There is no time for doubt in Jen Silverman’s Witch. When the Devil appears, one must accept that he is real and be ready to bargain—because your future is at stake and you might not get another chance.
The playwright’s inventive rework of a classic 17th century English drama taps into the urgency of moment we find ourselves in America, not with obvious stand-ins for contemporary political figures or events, but with the universal struggle people feel for hope in dark times.
Scratch (Joshua J. Weinstein), his name pseudonymous for the Devil, has arrived in the rural town of Edmonton eager to claim souls in exchange for granting people’s darkest desires. He immediately sets his sights on the rivals Cuddy Banks (Charles Grant), the aristocratic son of Sir Arthur Banks (George Mount), and Frank Thorney (Logan Bailey), a peasant his father plucked out of poverty.
Cuddy feels overlooked and simmers with resentment while Frank—hardened by the life he has endured—is driven by ambition to rise above the station of his birth. As the two circle each other, vying for Sir Arthur’s favor, the tension between them builds in a way that blurs the lines between resentment and obsession. Caught between them is a household maid, Winnifred (Jessica Tidd) who has married Frank in secret and is desperate for someone to offer her security.
While the men vie over power, Scratch works on his most difficult customer: Elizabeth Sawyer (Lauren Modica-Soloway), the local witch, according to the village gossip. Elizabeth seems the perfect customer for a Faustian bargain—spurned by the community, filled with righteous anger, and yet, she constantly refuses the offer.
Silverman’s use of modern language in a historical setting ensures Witch lands with modern audiences (the script actually forbids faux period accents) thanks, in no small part, to their strength as a writer.
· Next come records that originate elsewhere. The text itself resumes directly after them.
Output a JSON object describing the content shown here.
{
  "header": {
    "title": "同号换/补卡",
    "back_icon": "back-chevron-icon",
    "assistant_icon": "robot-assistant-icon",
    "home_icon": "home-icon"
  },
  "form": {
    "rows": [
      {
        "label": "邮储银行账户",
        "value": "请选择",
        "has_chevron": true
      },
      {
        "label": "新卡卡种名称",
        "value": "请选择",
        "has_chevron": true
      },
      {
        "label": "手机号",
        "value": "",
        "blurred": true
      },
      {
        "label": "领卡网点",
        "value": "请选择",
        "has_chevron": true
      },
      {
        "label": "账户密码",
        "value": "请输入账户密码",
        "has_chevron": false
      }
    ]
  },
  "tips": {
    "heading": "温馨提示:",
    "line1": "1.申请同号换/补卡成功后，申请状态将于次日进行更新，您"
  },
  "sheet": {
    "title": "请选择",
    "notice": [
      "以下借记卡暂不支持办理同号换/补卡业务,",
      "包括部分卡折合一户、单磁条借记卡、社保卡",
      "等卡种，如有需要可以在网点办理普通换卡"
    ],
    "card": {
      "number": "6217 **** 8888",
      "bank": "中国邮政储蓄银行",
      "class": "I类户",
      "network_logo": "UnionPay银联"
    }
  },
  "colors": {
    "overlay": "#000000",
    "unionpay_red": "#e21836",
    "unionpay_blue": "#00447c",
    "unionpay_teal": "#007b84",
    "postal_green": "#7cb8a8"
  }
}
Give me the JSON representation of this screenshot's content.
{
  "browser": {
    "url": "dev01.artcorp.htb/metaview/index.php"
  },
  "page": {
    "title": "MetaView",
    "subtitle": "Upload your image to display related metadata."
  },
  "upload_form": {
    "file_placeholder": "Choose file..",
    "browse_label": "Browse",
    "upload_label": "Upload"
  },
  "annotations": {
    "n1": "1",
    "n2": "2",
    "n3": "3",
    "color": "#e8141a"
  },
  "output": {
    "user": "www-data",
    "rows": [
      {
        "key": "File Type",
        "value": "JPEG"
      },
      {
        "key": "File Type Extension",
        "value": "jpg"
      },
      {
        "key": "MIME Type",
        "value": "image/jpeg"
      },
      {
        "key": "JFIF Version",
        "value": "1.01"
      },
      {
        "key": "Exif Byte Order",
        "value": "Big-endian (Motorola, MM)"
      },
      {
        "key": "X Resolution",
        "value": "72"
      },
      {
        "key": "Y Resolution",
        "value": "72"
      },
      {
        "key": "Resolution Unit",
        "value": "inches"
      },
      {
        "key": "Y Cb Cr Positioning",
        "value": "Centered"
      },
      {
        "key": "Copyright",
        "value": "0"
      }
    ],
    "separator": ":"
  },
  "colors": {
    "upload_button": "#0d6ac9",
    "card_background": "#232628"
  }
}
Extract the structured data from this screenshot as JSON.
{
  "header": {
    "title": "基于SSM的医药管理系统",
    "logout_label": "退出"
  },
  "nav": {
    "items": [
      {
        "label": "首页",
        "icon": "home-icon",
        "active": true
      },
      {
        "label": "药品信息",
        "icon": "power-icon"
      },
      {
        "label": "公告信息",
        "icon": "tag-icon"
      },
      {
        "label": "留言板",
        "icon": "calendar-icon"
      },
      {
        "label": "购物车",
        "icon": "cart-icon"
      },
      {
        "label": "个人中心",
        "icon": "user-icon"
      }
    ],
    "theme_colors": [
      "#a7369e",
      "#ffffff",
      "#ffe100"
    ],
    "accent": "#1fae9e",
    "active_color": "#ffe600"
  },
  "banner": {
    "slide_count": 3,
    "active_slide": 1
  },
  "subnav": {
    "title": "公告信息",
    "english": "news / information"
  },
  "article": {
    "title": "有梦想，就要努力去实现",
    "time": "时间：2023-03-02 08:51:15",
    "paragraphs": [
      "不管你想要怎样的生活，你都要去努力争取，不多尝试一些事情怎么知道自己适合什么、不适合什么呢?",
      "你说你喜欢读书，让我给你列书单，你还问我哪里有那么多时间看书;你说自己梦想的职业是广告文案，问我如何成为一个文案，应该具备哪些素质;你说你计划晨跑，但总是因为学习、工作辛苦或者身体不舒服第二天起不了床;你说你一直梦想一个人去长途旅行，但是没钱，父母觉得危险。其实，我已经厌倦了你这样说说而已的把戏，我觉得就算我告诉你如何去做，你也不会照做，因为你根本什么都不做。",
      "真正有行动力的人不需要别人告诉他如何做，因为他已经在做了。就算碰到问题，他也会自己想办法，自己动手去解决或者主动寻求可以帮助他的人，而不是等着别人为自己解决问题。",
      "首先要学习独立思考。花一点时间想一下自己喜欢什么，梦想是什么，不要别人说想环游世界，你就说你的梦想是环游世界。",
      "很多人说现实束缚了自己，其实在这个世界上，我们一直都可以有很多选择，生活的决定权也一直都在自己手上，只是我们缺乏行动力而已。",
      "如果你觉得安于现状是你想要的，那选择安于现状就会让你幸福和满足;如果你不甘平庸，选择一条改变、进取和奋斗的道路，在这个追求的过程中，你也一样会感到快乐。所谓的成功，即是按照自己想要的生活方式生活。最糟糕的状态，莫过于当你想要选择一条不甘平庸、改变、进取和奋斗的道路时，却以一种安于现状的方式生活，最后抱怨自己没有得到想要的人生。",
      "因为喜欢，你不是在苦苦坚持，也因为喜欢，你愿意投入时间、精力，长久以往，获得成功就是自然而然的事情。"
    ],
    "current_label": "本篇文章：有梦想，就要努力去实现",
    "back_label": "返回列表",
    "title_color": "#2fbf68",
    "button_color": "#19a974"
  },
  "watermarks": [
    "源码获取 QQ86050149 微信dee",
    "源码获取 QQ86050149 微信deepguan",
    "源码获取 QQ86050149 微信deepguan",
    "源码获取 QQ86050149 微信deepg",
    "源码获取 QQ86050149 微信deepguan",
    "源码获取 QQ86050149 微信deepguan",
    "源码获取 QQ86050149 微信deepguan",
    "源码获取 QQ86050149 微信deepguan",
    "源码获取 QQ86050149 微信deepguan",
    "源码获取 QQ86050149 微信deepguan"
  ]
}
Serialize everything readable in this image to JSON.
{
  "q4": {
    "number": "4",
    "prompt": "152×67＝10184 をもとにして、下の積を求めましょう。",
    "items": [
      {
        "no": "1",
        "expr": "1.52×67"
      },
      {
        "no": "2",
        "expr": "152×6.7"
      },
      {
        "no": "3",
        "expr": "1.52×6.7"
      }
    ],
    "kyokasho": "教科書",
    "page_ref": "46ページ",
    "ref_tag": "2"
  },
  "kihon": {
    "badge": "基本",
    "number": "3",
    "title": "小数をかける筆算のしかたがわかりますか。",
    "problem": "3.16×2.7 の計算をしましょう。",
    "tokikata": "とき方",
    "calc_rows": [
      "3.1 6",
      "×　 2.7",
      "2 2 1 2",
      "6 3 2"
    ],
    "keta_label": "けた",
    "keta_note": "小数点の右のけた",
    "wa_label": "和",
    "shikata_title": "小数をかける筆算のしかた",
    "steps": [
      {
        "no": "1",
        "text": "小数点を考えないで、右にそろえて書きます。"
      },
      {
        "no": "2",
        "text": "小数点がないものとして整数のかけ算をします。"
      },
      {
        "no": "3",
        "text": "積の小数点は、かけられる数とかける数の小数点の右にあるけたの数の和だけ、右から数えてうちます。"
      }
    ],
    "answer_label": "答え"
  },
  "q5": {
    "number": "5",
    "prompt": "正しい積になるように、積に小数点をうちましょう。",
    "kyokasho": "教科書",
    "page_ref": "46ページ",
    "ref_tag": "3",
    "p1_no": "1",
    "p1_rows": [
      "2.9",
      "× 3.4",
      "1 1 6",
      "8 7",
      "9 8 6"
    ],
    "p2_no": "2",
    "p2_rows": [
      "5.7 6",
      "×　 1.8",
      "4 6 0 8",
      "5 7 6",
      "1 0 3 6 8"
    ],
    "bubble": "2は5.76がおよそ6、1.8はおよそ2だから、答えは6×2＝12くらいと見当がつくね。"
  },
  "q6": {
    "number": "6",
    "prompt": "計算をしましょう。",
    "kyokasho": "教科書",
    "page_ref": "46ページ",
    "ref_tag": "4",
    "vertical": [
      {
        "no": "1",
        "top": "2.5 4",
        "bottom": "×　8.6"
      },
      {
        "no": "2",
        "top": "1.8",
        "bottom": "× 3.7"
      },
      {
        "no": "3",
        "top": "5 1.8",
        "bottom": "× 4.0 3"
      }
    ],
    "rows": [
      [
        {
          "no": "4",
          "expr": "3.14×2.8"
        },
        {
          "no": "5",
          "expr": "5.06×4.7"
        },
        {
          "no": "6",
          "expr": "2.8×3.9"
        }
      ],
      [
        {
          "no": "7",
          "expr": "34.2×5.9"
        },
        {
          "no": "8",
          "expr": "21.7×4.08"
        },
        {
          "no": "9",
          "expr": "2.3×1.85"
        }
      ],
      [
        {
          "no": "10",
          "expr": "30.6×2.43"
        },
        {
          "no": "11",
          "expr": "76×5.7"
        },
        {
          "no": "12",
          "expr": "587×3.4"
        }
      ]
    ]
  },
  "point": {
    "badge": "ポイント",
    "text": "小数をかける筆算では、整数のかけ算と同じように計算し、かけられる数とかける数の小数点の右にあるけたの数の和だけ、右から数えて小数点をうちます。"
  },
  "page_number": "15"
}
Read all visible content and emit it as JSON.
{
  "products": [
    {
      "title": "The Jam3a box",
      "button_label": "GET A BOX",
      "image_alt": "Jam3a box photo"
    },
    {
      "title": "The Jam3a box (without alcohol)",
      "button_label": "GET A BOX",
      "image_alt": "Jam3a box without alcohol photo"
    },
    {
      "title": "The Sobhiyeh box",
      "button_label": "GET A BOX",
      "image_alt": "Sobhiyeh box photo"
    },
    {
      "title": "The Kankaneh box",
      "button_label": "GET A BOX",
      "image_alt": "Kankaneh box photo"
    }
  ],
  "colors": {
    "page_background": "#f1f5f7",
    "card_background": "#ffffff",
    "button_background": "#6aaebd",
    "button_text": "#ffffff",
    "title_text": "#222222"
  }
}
After a haunting opening monologue by Elizabeth, where she muses on the idea of hoping for a better world, the show dives into a delicious onslaught of verbal spars between the odd characters.
Director (and Profile Theatre’s artistic director) Josh Hecht mines the script for every scrap of its humor and the actors eat up every scene. But Silverman’s true skill as a writer is how they peel their characters back, layer by layer, to their vulnerable cores. Anguish eats at everyone, including Scratch, and the cast walks the line between the humor and pathos in Silverman’s words, like skilled tightrope walkers. Over the course of the show, Grant performs the heaviest lift, adept at both petty bon mots of a fop and the raw silent emotion of a man pushed too far.
Weinstein and Modica serve as the heart of the show. The chemistry between them is built on the tension of an impossible situation: A person who wants for nothing and an entity whose purpose is to fulfill desires—and is also the actual devil.
As their verbal sparring begins to blur the lines between business and pleasure, the two soften into each other. Scratch is more of an eldritch door-to-door salesman than sinister demon (the world is cruel enough without his influence) and Weinstein plays up his almost-humanness. He's adept at his job, but out-of-touch with his own humanity, if such a thing exists. Modica as Elizabeth is guarded, quick with a snappy retort, but brimming with emotions that desire to be seen.
While the actors fill the stage with their oversized presences, Profile’s design team keeps things understated to let them shine. Scenic designer Peter Ksander encloses the Ellen Bye Studio in an elegant wooden paneling—a call back to the Jacobean era this work draws from—that serves as both Elizabeth’s small hut and Sir Arthur’s modest castle. It reinforces the "then-ish" setting Silverman describes in their script, anchoring the show in the past, but also creating a sense of comfort. The privacy of the home is where the characters grapple with their contradictions, where they are most themselves. Costumes by Ahmad Santos highlight Cuddy and Frank’s emotional journeys and add a layer of delightful and horrific absurdity to the inevitable conflict.
While Elizabeth opens the show with an offer of finding hope, Scratch closes it with his own harried monologue, desperate for a break from his work, unsure of how to find hope. In the world of Witch, things are falling apart. Peasants starve while lords feast, superstition rules, and everyone is defined by rigid expectations and hierarchies. What do you hope for in hard times? Making the most of what you have in the current system? Or do you hope that the slate gets wiped clean and we can start again? Decide now, the future depends on it.
Profile Theatre presents Witch at Ellyn Bye Studio in the Armory, 128 NW 11th, through Sun Nov 2, $49.77, tickets and showtimes, content warning for simulated violence.